If one adds the uncertainty of the forthcoming General Election in May, then we are in for an interesting period. No matter what the configuration of the next government, there are unlikely to be any significant change in economic fortunes for the rest of this year, given the usual time lags that occur. With the cushion of such a dramatic fall in wholesale oil and gas prices, we may very well see a surge in economic activity. There is the caveat, of course, on how government revenues are going to perform.
How to judge these impacts on the UK as they affect the fenestration sector is a moot point as was pointed out by Nigel Rees when he addressed the press at the Media Lunch last month. The Glass and Glazing federation (GGF) Chief Executive admitted that how the year would pan out would be extremely hard to predict. There were good aspects, such as low inflation and an apparent pick up but disappointments, most notably with the Green Deal. Failing to persuade the government to accept energy efficient windows deserving a lowering of VAT to 5%, was hardly surprising but worth repeating by Rees.
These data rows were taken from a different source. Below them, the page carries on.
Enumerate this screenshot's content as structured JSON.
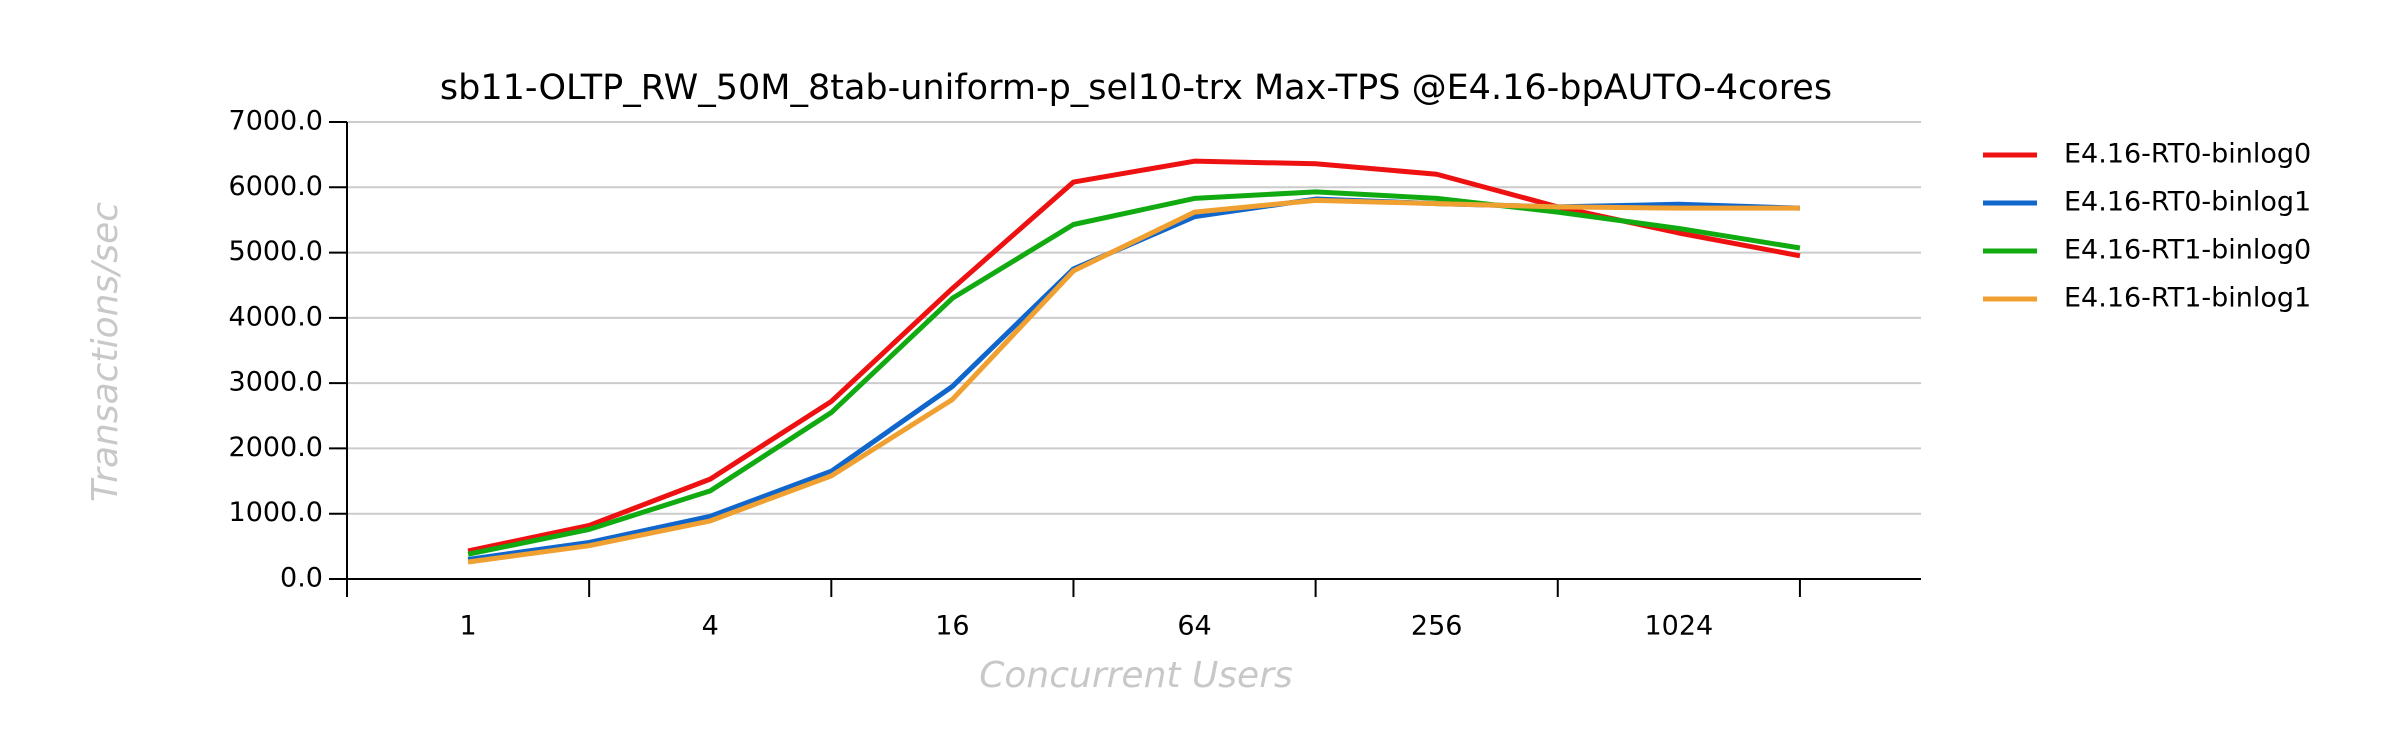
{
  "chart_data": {
    "type": "line",
    "title": "sb11-OLTP_RW_50M_8tab-uniform-p_sel10-trx Max-TPS @E4.16-bpAUTO-4cores",
    "x_label": "Concurrent Users",
    "y_label": "Transactions/sec",
    "categories": [
      "1",
      null,
      "4",
      null,
      "16",
      null,
      "64",
      null,
      "256",
      null,
      "1024",
      null
    ],
    "series": [
      {
        "name": "E4.16-RT0-binlog0",
        "color": "#ee1111",
        "values": [
          430,
          820,
          1530,
          2720,
          4450,
          6080,
          6400,
          6360,
          6200,
          5700,
          5300,
          4950
        ]
      },
      {
        "name": "E4.16-RT0-binlog1",
        "color": "#1166cc",
        "values": [
          300,
          560,
          960,
          1650,
          2950,
          4750,
          5550,
          5820,
          5750,
          5700,
          5740,
          5680
        ]
      },
      {
        "name": "E4.16-RT1-binlog0",
        "color": "#11aa11",
        "values": [
          380,
          760,
          1350,
          2550,
          4300,
          5430,
          5830,
          5930,
          5830,
          5620,
          5370,
          5070
        ]
      },
      {
        "name": "E4.16-RT1-binlog1",
        "color": "#f0a030",
        "values": [
          260,
          510,
          890,
          1580,
          2750,
          4720,
          5620,
          5800,
          5750,
          5700,
          5680,
          5680
        ]
      }
    ],
    "ylim": [
      0,
      7000
    ],
    "yticks": [
      {
        "value": 0,
        "label": "0.0"
      },
      {
        "value": 1000,
        "label": "1000.0"
      },
      {
        "value": 2000,
        "label": "2000.0"
      },
      {
        "value": 3000,
        "label": "3000.0"
      },
      {
        "value": 4000,
        "label": "4000.0"
      },
      {
        "value": 5000,
        "label": "5000.0"
      },
      {
        "value": 6000,
        "label": "6000.0"
      },
      {
        "value": 7000,
        "label": "7000.0"
      }
    ],
    "grid": true,
    "legend": "right"
  }
}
We can’t pretend to be on the verge of a golden dawn, or that we’ll be dancing in the streets. The last thing needed is a return to ‘boom’ as I seem to have said since I started writing about them turning inevitably into ‘busts’ from the late 1980s onwards. But then we always seem to prefer the myths of being invulnerable or unsinkable when it comes to seeing the rocks or icebergs ahead, preferring to hear the ship’s band or Nero playing on his lyre, to more urgent strains.
I know I would rather be on Captain Pugwash’s Black Pig than the unsinkable Titanic any day but that is down to the buccaneer in me.
Caption Whatever we do this year, we must try and avoid rocks and floating dangers to avoid that sinking feeling.